Watercolour illustration for I'm a Little Teapot

I'm a Little Teapot

Short and stout, with a handle and a spout — tip me up and pour

Listen

0:00 –:––

Arrangement: Ian J. Watts / Mike Wilbury · Singalongasong Band / ClassicRocks

Lyrics

I'm a little teapot,
Short and stout.
Here's my handle,
Here's my spout.
When I get all steamed up,
Hear me shout:
Tip me up and pour me out!

I'm a very special pot,
It's true.
Here is an example
Of what I can do.
I can turn my handle
Into a spout,
Just tip me up
And pour me out.

Traditional lyrics — public domain. Arrangement © Singalongasong Band / ClassicRocks.

History & Background

History & Origin

"I'm a Little Teapot" was written by George Harold Sanders and Clarence Z. Kelley, first published and performed in 1939. Sanders was a dance teacher who created the song as an action song for his students, and it spread rapidly through the American school system before crossing the Atlantic.
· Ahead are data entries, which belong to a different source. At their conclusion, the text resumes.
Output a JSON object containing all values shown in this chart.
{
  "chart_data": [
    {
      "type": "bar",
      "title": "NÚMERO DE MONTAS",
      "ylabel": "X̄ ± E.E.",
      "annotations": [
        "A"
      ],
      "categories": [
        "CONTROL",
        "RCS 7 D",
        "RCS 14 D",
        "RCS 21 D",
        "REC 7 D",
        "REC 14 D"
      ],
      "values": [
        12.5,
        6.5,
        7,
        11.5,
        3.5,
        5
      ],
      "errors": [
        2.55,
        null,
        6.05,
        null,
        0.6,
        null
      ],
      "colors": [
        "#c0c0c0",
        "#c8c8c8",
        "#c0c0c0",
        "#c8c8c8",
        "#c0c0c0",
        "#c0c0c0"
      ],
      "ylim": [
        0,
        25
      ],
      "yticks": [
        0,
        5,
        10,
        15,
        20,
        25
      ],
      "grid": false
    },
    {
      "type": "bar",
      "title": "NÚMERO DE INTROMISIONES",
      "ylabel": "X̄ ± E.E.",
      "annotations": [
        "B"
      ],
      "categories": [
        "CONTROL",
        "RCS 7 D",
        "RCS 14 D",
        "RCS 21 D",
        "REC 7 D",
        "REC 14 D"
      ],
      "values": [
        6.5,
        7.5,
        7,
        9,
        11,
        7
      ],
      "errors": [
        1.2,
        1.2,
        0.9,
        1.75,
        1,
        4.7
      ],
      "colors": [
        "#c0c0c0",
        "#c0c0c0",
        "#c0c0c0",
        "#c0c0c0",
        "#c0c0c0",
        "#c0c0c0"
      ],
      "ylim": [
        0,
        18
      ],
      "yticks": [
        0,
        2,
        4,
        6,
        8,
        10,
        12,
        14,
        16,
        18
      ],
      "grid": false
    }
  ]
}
The song is performed with accompanying actions: one arm forms the handle (bent at the elbow, hand on hip), the other forms the spout (arm extended outward). At the line "tip me up and pour me out", the child tilts sideways, the spout arm pointing downward as if pouring. It is one of the simplest and most effective action songs ever written, requiring minimal instruction and producing maximum participation.
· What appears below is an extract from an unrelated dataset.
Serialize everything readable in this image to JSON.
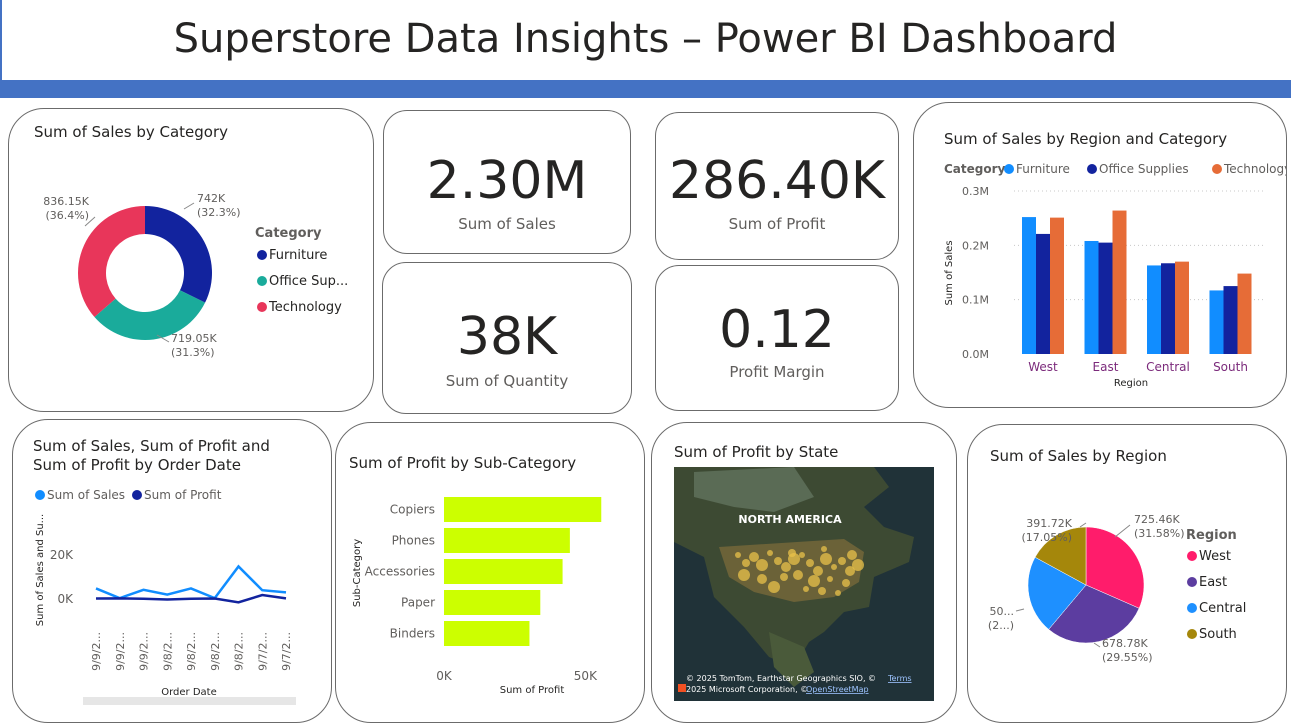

The teapot in British domestic life occupies a position of near-sacred importance. The kettle may boil the water, but the teapot makes the tea, and the tea is the cornerstone of daily life from breakfast to bedtime. A song that asks a child to become a teapot is, in the British context, asking them to embody something genuinely central to the culture.

The second verse, which imagines the teapot turning its handle into a spout, introduces a pleasingly absurd flexibility into the teapot's character. Our rock arrangement gives the small, stout teapot considerably more energy than its shape might suggest.